Шахтаманов с тачкой направляется к бассейну. Лопаты скрежещут о куски красно-бурой руды. В глубине попадаются донышки, ручки глиняной посуды, смешанные с черным пеплом.

— Вроде, деньга, — говорит Дронов, вытаскивая из пепла плоский темно-зеленый кружочек.

— Ну-ка, дай, — протягивает руку Конохов. Смачивает кружок слюной, протирает рукавом, рассматривает.

— Античная монета, эмблема — виноградная кисть.

Мы тоже глядим.

— Здесь город греческий был — Нимфей, — продолжает Конохов. — Две тысячи лет назад. Сейчас на этом месте семьдесят дворов… А был город. Вольный. Монету свою чеканил. Афины с ним считались.

— А еще что ты о нем знаешь? — интересуется Колька.

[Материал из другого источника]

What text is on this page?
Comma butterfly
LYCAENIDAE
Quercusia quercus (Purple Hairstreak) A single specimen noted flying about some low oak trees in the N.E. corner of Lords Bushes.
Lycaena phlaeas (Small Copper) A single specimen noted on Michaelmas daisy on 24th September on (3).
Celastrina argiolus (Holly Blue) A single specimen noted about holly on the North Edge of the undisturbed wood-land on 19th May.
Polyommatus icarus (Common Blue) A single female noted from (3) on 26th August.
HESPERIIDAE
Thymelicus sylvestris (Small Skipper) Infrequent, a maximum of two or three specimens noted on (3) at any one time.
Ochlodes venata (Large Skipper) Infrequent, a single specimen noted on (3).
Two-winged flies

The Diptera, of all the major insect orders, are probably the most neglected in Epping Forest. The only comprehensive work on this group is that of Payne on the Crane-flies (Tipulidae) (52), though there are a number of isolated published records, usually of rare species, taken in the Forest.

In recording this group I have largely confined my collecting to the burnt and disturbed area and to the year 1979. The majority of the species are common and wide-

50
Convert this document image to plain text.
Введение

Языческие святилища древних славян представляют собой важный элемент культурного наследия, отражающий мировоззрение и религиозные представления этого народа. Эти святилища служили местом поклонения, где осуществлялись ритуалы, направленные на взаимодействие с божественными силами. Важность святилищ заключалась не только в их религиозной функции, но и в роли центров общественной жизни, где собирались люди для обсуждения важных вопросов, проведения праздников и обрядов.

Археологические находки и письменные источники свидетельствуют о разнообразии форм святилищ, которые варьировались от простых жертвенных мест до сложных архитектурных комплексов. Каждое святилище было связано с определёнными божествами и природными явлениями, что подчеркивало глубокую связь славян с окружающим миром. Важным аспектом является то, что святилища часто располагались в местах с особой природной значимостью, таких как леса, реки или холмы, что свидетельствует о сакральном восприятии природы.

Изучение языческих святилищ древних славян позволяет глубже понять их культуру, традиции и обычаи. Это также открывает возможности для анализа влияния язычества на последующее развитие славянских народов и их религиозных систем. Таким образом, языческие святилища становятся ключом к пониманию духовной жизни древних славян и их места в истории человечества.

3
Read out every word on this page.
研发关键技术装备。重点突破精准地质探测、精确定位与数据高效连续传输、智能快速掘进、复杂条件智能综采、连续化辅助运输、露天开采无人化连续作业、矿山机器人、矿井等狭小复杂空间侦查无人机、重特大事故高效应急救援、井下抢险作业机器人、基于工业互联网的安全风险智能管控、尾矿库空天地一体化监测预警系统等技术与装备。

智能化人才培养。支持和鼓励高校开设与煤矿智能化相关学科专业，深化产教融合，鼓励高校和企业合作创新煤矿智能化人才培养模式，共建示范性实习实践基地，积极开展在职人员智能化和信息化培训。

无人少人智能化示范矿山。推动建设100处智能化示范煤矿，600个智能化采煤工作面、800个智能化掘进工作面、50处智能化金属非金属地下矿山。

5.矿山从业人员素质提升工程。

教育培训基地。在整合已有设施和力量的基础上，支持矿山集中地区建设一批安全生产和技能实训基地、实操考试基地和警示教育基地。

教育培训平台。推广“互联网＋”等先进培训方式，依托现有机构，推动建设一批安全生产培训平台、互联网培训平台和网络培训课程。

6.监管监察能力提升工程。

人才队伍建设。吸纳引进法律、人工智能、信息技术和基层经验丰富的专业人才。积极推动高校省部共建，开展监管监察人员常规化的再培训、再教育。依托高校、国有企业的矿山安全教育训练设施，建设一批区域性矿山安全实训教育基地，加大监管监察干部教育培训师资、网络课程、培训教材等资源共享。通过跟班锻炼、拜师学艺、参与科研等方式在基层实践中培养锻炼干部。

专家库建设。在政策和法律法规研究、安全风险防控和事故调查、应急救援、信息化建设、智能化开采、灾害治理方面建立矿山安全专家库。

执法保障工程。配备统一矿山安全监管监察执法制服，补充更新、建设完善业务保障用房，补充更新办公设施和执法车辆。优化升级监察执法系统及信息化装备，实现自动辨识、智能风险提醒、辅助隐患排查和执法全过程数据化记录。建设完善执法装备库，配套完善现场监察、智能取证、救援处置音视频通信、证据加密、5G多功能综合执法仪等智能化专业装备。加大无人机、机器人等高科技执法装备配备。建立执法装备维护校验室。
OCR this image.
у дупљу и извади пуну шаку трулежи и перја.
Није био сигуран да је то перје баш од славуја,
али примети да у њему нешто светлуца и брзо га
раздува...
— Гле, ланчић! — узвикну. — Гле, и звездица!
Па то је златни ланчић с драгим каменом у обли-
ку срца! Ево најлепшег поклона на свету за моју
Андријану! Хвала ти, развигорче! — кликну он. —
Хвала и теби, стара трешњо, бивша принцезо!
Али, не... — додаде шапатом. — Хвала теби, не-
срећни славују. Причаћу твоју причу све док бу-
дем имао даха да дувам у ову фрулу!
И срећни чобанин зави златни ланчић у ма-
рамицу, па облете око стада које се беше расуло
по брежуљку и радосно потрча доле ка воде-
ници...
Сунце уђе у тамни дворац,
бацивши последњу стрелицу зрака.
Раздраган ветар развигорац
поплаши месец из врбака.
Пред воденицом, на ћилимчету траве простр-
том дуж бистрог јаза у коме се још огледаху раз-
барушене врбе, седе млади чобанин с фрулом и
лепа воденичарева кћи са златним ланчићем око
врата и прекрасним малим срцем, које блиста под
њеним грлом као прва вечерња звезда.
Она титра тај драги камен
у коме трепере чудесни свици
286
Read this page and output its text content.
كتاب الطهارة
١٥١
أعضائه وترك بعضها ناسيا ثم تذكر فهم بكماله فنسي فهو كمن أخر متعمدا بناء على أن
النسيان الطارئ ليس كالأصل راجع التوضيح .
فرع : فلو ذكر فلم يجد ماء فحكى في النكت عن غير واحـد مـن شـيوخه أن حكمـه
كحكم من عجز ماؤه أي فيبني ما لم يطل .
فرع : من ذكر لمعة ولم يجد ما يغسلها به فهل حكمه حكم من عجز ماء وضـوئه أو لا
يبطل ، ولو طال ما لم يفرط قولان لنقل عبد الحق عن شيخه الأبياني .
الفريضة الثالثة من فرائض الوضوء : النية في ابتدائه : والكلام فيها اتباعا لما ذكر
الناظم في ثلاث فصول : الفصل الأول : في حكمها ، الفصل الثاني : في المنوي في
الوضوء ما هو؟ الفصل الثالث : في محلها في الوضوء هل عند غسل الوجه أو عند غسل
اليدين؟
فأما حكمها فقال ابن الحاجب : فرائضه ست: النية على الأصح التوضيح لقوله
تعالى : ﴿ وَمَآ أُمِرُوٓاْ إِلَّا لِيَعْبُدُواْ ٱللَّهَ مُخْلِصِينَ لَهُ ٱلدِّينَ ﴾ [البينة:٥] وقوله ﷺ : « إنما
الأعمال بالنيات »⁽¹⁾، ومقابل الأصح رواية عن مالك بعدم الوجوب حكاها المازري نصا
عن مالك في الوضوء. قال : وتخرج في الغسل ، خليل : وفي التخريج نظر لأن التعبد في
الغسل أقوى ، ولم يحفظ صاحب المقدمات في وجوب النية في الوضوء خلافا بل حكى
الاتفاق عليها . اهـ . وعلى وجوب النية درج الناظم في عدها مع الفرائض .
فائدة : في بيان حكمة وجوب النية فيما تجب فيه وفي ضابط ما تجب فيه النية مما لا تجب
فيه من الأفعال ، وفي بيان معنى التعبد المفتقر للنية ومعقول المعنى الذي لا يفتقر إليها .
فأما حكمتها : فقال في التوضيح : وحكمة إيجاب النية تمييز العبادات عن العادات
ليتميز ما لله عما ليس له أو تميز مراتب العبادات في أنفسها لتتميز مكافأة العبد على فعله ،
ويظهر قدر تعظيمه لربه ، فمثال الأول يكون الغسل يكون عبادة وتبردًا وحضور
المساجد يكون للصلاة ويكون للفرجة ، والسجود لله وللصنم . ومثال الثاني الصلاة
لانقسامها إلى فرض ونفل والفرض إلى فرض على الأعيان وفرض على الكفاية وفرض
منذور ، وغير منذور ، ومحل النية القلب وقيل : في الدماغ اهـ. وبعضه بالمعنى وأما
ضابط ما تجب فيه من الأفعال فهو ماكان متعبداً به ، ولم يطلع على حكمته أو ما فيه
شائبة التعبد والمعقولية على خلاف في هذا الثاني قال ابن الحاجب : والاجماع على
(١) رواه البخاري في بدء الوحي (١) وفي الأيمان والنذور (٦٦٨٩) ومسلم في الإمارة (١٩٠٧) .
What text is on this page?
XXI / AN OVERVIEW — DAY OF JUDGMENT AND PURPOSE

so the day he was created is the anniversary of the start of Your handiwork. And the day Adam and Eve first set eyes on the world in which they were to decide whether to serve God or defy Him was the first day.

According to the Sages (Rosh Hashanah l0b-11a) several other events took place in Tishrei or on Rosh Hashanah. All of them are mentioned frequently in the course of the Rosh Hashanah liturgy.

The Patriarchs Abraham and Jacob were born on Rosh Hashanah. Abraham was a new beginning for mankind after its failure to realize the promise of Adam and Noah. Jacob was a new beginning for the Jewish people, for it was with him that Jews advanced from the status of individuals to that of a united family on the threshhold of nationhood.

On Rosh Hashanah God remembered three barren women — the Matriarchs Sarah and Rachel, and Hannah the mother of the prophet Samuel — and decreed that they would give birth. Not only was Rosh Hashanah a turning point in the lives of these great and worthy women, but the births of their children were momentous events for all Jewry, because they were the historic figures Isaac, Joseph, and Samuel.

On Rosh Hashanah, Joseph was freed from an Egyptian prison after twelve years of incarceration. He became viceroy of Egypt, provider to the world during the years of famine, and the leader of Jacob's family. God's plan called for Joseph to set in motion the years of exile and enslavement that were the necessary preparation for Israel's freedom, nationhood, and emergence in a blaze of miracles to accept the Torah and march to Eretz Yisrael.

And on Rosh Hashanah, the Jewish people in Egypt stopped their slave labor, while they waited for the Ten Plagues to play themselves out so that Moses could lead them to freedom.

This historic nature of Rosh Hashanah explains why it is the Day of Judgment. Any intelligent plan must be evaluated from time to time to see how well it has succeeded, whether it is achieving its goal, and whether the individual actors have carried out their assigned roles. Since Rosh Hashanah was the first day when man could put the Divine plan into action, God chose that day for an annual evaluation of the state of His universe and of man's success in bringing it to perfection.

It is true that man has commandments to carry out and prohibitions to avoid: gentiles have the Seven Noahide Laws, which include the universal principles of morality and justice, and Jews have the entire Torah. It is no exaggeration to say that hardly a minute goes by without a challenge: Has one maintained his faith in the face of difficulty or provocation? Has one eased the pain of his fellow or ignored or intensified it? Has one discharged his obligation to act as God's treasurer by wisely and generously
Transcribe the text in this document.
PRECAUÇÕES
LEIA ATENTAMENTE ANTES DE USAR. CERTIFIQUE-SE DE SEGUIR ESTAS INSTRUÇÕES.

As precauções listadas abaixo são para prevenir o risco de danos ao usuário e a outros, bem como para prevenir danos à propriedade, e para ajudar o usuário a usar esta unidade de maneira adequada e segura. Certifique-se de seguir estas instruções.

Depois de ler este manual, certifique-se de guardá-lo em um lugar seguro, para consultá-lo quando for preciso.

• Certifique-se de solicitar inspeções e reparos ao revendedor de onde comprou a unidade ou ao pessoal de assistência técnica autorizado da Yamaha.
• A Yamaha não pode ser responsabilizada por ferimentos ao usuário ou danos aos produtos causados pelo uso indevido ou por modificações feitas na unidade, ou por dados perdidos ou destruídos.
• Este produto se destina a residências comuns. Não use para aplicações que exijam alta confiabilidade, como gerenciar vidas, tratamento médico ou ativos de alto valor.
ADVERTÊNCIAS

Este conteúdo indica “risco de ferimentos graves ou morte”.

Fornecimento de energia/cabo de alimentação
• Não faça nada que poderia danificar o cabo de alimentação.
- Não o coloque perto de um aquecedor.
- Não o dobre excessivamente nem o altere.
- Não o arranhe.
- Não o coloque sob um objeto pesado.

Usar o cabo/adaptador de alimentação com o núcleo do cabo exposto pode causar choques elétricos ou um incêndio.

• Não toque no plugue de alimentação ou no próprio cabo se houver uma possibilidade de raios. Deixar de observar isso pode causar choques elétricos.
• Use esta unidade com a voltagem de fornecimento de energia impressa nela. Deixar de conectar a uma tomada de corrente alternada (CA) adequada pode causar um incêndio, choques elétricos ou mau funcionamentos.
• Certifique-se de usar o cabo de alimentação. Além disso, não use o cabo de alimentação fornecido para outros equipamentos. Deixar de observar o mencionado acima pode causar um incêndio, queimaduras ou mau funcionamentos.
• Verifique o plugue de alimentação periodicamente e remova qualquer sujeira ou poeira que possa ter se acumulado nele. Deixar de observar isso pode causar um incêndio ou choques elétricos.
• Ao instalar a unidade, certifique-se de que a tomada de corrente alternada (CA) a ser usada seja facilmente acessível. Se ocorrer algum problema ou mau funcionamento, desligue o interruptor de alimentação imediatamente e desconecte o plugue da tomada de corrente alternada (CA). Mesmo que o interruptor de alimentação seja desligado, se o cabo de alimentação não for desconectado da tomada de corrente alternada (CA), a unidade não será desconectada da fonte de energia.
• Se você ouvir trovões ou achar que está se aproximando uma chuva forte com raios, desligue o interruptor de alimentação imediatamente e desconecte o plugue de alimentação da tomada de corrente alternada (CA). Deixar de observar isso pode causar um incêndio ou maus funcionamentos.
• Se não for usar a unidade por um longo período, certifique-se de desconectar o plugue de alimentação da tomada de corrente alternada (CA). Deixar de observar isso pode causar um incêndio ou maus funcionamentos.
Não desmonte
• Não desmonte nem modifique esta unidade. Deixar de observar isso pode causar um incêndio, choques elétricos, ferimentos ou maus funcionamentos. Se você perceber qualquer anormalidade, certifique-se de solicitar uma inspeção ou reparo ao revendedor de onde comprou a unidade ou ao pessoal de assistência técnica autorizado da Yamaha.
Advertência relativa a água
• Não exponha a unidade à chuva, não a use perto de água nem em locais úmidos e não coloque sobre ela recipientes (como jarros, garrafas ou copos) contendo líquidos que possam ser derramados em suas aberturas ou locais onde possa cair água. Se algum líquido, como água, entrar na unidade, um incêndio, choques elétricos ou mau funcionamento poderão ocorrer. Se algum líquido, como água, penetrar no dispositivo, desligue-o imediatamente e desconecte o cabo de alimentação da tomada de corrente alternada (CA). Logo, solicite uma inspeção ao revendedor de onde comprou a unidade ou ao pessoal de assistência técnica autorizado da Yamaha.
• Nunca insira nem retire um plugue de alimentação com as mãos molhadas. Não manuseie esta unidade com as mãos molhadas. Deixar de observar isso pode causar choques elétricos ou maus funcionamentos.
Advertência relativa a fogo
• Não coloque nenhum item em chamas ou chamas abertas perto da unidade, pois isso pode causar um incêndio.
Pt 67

— Да многое знаю… Вижу его, как тебя.

Замечаю в Игоре ту же ошалелость, что и на Тамани, когда читал мне Гомера.

Он начинает рассказывать, и мы, как завороженные, видим вместе с ним: в синюю бухту входят острогрудые парусники… Залитые солнцем холмы… Мраморные колонны храма Деметры… Террасами сбегают виноградники и сады. Рыночная площадь гудит. Мешки с зерном. Груды мяса. Копченые осетры. Вино. Гремят бубны, заиграли кифары и флейты. Закружились в танце девушки в виноградных венках. О, эйя, эйя!

— Куда же он, этот город, девался? — спрашивает Дронов.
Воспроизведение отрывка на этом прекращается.